As I have said several times before, I am an information addict. I have Google Reader open all day, and FriendFeed open most of the day (except when I really need to get work done). I must admit that I love you Google Reader. However, there are a few issues we need to work on. I am not suggesting counseling, but we definitely need to talk.
First, I like the new social features, but I feel like they came with strings attached. I have finally started to use “Likes” as it is getting more comfortable for me and I have seen more usage of them from other people as well. The comments are really interesting, but this is where our relationship starts to break down. Why do I have to put people into groups? Maybe I am OK with you wanting to control things, but I am not OK with someone else controlling our relationship.
Google Contacts seems like a dumping ground for anyone that has ever had any sort of contact with you. It is seriously high maintenance, and I am not a fan of high maintenance. I know you think you are doing what is best for us, but introducing me to your ugly friend and wanting me to date her too? I am not sure if that is going to work out, because I am not into that kind of relationship.
But now you tell me I have to date Google Contacts too, or I can not talk to my old sharing friends or new ones?

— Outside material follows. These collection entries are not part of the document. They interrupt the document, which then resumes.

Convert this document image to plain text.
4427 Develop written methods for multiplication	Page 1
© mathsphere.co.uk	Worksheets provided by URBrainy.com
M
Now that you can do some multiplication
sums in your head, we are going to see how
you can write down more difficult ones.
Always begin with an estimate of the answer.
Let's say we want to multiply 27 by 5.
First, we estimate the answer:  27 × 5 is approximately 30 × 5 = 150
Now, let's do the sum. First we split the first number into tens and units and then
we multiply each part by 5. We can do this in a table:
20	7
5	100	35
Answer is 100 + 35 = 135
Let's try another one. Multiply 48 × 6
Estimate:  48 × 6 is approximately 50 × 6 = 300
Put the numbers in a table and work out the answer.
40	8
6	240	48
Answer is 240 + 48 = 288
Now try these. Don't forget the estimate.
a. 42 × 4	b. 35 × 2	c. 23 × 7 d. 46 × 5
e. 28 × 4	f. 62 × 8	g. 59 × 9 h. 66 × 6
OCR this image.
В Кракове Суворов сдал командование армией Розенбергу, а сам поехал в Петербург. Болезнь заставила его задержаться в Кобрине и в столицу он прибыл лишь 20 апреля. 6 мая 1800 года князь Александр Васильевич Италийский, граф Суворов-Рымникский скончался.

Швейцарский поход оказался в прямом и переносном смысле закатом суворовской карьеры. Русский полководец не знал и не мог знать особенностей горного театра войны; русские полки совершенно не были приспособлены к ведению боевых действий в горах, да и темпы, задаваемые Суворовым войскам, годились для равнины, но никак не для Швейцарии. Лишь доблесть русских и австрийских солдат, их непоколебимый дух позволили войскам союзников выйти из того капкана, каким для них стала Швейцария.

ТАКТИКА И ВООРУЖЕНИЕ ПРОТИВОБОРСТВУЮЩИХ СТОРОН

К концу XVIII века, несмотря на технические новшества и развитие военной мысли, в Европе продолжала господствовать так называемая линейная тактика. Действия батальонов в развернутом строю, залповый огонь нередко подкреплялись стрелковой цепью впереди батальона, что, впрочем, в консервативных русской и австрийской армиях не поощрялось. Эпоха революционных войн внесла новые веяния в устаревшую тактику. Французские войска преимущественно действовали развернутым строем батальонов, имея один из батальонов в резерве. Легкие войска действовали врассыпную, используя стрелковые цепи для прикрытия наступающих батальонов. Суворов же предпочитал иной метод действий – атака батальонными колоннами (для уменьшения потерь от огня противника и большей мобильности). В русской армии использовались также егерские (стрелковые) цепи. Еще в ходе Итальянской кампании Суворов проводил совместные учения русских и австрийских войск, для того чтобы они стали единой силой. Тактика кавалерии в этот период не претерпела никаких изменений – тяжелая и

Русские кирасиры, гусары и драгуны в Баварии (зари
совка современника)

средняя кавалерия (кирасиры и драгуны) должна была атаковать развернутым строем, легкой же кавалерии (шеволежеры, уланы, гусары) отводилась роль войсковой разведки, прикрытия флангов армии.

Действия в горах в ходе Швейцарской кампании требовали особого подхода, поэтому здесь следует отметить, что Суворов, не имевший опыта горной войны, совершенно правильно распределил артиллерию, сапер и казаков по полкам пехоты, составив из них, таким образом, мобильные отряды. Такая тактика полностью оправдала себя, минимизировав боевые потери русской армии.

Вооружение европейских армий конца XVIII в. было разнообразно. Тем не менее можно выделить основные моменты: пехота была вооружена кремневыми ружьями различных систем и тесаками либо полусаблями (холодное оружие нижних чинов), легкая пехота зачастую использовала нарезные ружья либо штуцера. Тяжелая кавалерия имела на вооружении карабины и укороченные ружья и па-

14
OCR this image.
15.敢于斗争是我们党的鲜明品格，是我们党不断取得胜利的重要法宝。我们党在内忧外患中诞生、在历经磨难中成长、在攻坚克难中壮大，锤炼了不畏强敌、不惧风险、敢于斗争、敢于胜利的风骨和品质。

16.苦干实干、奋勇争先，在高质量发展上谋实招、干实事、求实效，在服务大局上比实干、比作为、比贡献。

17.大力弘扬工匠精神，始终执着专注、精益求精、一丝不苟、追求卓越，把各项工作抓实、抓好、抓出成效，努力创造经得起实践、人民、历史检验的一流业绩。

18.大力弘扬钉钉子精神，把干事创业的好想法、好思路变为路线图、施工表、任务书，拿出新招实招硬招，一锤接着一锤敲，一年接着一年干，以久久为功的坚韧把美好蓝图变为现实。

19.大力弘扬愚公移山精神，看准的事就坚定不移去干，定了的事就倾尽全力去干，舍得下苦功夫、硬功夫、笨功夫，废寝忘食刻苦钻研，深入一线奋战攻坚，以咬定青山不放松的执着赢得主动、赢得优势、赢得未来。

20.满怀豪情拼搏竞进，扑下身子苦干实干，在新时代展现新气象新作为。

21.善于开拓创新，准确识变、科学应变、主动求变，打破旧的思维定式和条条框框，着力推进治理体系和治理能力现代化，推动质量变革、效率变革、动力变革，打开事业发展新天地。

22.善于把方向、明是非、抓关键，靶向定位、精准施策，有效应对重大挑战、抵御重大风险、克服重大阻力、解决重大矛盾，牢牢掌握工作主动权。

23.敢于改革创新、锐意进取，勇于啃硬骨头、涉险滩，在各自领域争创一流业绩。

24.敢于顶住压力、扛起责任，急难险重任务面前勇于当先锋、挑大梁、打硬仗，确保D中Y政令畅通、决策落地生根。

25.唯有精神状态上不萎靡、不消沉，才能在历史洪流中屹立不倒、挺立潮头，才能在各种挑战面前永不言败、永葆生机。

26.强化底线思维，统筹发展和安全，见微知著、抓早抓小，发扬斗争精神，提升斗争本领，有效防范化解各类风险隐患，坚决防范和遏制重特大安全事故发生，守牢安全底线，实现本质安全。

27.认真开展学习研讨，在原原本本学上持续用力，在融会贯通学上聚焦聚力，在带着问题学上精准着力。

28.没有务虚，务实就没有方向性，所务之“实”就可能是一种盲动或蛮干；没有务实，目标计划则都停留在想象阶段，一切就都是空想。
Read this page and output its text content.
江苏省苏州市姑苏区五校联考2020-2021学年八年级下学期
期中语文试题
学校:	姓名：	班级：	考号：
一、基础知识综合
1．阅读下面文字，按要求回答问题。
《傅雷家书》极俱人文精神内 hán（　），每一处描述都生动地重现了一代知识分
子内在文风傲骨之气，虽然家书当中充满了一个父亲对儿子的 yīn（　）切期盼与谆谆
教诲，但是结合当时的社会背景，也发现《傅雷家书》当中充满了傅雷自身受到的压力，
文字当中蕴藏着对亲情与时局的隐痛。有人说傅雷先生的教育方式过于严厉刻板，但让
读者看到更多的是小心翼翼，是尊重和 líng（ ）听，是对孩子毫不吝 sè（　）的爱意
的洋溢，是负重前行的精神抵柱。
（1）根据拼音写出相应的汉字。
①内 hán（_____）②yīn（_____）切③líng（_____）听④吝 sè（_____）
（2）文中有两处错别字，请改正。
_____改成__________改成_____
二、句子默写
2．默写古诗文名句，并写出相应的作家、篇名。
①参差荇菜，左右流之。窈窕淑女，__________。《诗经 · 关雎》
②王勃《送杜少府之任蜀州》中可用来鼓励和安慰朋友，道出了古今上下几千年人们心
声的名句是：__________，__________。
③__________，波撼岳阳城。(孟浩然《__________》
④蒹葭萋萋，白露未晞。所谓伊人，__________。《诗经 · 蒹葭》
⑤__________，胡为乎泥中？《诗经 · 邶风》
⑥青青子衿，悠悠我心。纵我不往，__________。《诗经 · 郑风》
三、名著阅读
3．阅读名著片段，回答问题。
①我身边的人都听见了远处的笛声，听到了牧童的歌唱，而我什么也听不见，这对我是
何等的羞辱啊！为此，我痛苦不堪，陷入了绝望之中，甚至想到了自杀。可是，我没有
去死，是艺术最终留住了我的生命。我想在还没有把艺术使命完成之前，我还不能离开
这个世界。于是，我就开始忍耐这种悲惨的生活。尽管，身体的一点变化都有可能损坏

What is that about? It seems a little passive-aggressive to me. I mean, you really want to give me this cool new stuff, but maybe you are not really ready for the full commitment. You better not ask me if you can date my old friend GMail, because that is where I draw the line.
And another thing, if you want me to put people into nice little groups, then why can I not see the groups in Google Reader? I understand you want to control things in our relationship more, but making me do something and not letting me see it when I am done? That just seems kind of strange. I did all of this work, and for some reason I have to go to Google Contacts to see it? Why not just show me the groups when I see you? You show me all of those people in the “people you follow” section, why not just show the groups there? Maybe that helps you work out the relationship with your Google Contacts friend?
I don’t know about all of this. All of this control that I have to give you makes me think you have some real issues. Do your parents not like us seeing each other? You know I love you, but I am not ready to go all “Romeo and Juliet” over this.